Dans les tentatives d’émancipation recherchées pas ces femmes, il y a la volonté de surmonter la peur, l’affirmation de nouveaux comportements, la recherche d’un pays où vivre sans chuchoter dans les lieux publics ou les réunions de famille. Leila Slimani rappelle que ces attitudes , ces défis aux opinions et aux conduites du moment , le conservatisme, le poids de la religion, de l’ignorance , de la bigoterie sont générateurs de danger et bien souvent de souffrance .Ainsi, Aicha Bela, gynécologue de son état, fille de Mathilde et d’Amine Belhaj, se reproche-telle un manque de détermination personnelle : « Mehdi répète que je ne m’impose pas , tu ne sais pas dire non, ni à tes filles, ni à tes patientes, ni à personne ( …) c’est la résolution que je prends maintenant que je vais avoir quarante ans, dire non, m’imposer . »
Les personnages d’une saga historique doivent exprimer leur amour de la terre natale , leur désir de voir leur œuvre perpétuée , incarnée par leurs enfants ; Mehdi Belhaj a fondé une entreprise au Maroc et il fait part de la nécessité de poursuivre son action à Selim, son fils installé aux États-Unis et y exerçant la profession de photographe, métier peu crédible pour son père : « Et je ne peux pas accepter qu’après notre mort l’exploitation reste à l’abandon (…) dans la vie, on ne fait pas ce qu’on veut et cette terre doit rester la terre des Belhaj . »

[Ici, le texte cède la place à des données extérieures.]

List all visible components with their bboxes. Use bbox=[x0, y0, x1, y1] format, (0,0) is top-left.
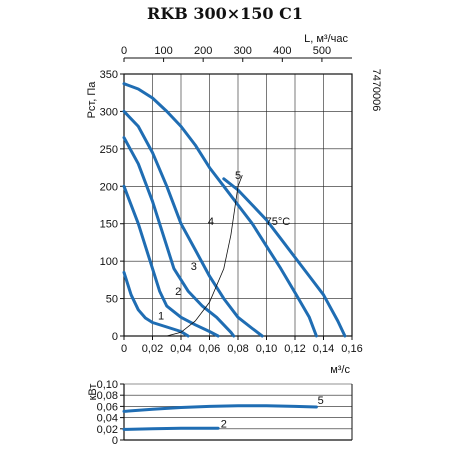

Leila Slimani évoque fréquemment les problématiques de liberté sexuelle, d’affirmation de différence. Ainsi, Mia, l’une des filles, découvre-t-elle des penchants homosexuels. Mais c’est la question de l’identité qui est évoquée, avec beaucoup de nuances et de recul. L’auteur lui accorde une place substantielle dans la vie de ses personnages, tiraillés entre la tentation de l’exil, le mal du pays, et qui ne parviennent pas à trouver une réponse univoque : « Mathilde se sentait étrangère à son enfance, comme si cette enfance n’était pas une histoire vraie mais un rêve récurrent, un souvenir incertain. Elle avait vécu au Maroc toute ; sa vie d’adulte, dans cette maison sur la colline (…) oui, ce pays était devenu le sien et elle pensa qu’il n’y avait pas de meilleur endroit pour vieillir. »
C’est une très belle saga romanesque que Leila Slimani nous livre. Elle se penche sur l’histoire de ce pays, en portant un regard critique, ambivalent, mais plein d’espoir. Elle évite les simplifications outrancières, les caricatures. On lira avec grand profit cette évocation du Maroc contemporain.